Dick Cheney Is Becoming Obama's Enabler | Gene Healy | Cato Institute: Commentary: "Whatever you think the right policy is regarding enemy combatants, warrantless wiretapping, and 'enhanced interrogation,' the differences between Obama and Bush are far more stylistic than substantive.
'Enemy Combatants': Actually, there's no such thing as an 'enemy combatant' anymore: the Obama administration has, with great fanfare, abandoned the term. We can call terrorist suspects our 'special friends' if we like, but the Obama team has fought hard in court to retain the same powers that Bush exercised."
"Surveillance: Here too, the promised "Change" is less than meets the eye. Obama sold out on surveillance well before he was inaugurated, breaking his campaign promise to filibuster any law immunizing telecom companies that cooperated with Bush's illegal wiretapping program.
As president, Obama has gone further still than Bush, arguing in court that, as the Electronic Frontier Foundation has put it, 'the government can never be sued for surveillance that violates federal privacy statutes.'"
"Interrogation: In the first week of his presidency, Obama swore his administration would follow the Army Field Manual in interrogations. A welcome change, until you looked at the fine print, which allows the CIA to adopt other tactics if the president chooses.
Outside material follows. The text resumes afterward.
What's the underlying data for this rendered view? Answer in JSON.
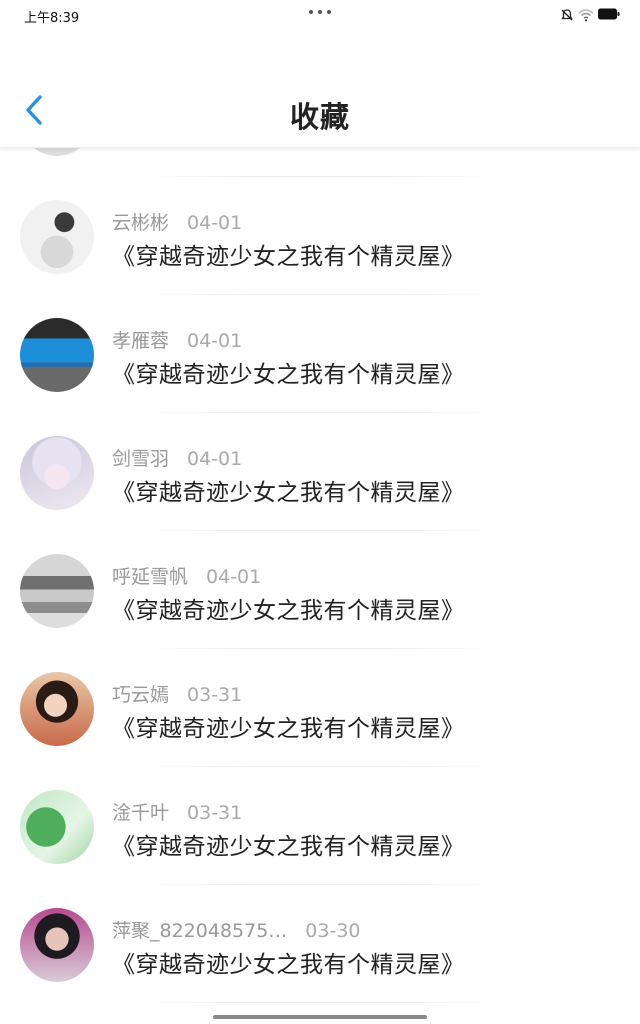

If Obama sets the CIA loose, they still won't be allowed to waterboard. But only three prisoners were subjected to that technique, and none since 2003. Which points up a weird disconnect in conservative arguments about torture: Folks like Cheney insist that these techniques were vital, but defend themselves by maintaining they were rarely used. Has Bush/Cheney timidity kept us at risk for the last six years?"
"FBI officials scornfully referred to "leads" generated by Bush's secret wiretapping program as "calls to Pizza Hut," and a CIA operative told the Washington Post that, thanks to torture, they'd "spent millions of dollars chasing false alarms." Lacking access to secret evidence, ordinary citizens are hard-pressed to sort out these claims.
Even so, we went more than seven years without a foreign terrorist attack on US soil after the attempted World Trade Center bombing in 1993. Should we therefore conclude that Bill Clinton's policies kept us safe all that time?"